Anthony, seeing this, simply deserted. He boarded the flagship Adonia, and fled in pursuit of Cleopatra, only to realise he too was being pursued. A trireme of Octavius’ fleet had left behind the battlefield where Anthony’s troops had just been drowned and massacred, and chased him at full steam.

Anthony observed that the enemy’s galley launched in his pursuit was gaining ground and getting dangerously close to his flagship. But what did this isolated ship want from him? Soon enough, he noticed what looked like the commander of the ship, holding a javelin in his hand, aimed at him.

The ships were by now practically side by side. Anthony, more and more surprised, picked up his speaking-trumpet and addressed his adversary, “Why are you pursuing Anthony? Who are you?” The response came forthwith, “I am Evrikles, son of Laharos, the Spartan that you killed.”

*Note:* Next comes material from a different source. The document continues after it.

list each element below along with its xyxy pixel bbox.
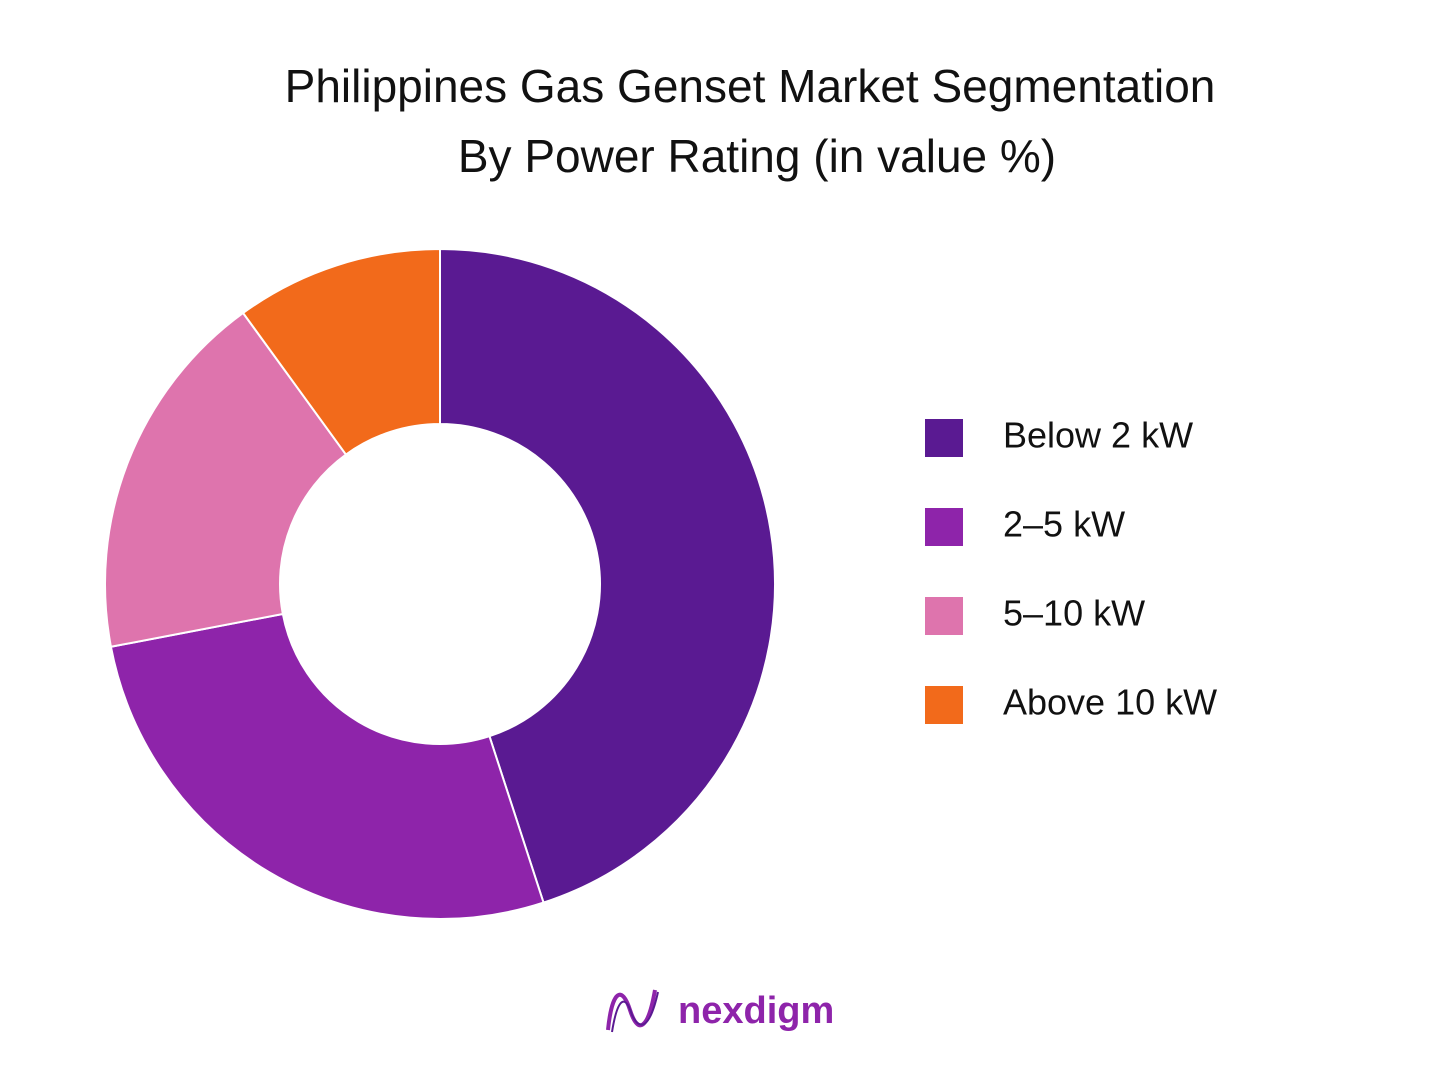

In a flash, Anthony remembered. When he was in Sparta, he had indeed tried the aforementioned Laharos, a prominent figure, the head of a clan that took expeditious measures to show its strength. For the Spartans, this was a matter of tradition, while for the Romans who imposed Roman lex on the entire empire, this was gangster-like behaviour, pure and simple.

Laharos was judged, found guilty, and condemned by Anthony to death by dismemberment. And here was the son of Laharos, Evrikles, only a few meters away from Anthony, ready to pierce him with his javelin.

However, Mark Anthony’s vessel was faster than Evrikles. At the last minute, he managed to outdistance his adversary. Evrikles quickly realised the chase was useless and gave it up.

Anthony reached Egypt, arriving in Alexandria. He learned that Cleopatra had locked herself in the mausoleum she had had constructed to serve as her tomb. He wanted to see her. Cleopatra had him told she was dead. And so, a despairing Anthony took his own life by falling on his sword.

Octavius, victorious and at the head of his fleet, arrived in Alexandria as well. Cleopatra came out of her mausoleum and received him. She applied the same seductive skills that secured her Caesar and Mark Anthony successively, but Octavius, a glacial adversary little bothered by sex, was immune to her charms which slid off him like rain on duck feathers.

He threatened to take her to Rome chained to his chariot, so that she might signal his triumph. Cleopatra returned to her mausoleum, locked herself inside, and killed herself by having a venomous snake bite her.

Meanwhile, Octavius, the sole and indisputable master of the Empire, was recompensing those who had supported him and aided him in his triumph. He named Evrikles head of the Spartans, and in fact master of the Peloponnese, and gave him the island of Kythira as his own personal property. Evrikles effectively became a sort of prince of Kythira.

Octavius became Augustus, master of the greatest empire on earth. Having reached the pinnacle of glory, and perhaps involuntarily disconcerted by the dramatic fall of two masters, Anthony and Cleopatra, he worried about his succession, and went to Delphi to the temple of Pythia.

Under this name, a succession of oracles had operated since the beginning of time, predicting the future to the world’s greatest in exchange for enormous emoluments. The Pythia used allusions, metaphors and ambiguity when responding to questions posed by visitors. One who wanted to comprehend the premonitions would comprehend them, or rather, the premonitions could be understood however one wanted.

When the almighty emperor appeared before Pythia inquiring about the identity of his successor, she took her time, chewing on some bay leaves as was her habit, and allowing the fragrant and mildly hallucinogenic fumes that wafted from a hole in the ground to envelope and inspire her, and then she responded:

“A Hebrew child who reigns among the dead orders me to abandon this place and go immediately to Hades*, leaving silence on our altars.”

Did Augustus understand a word of this strange prediction that nevertheless would prove to be so accurate?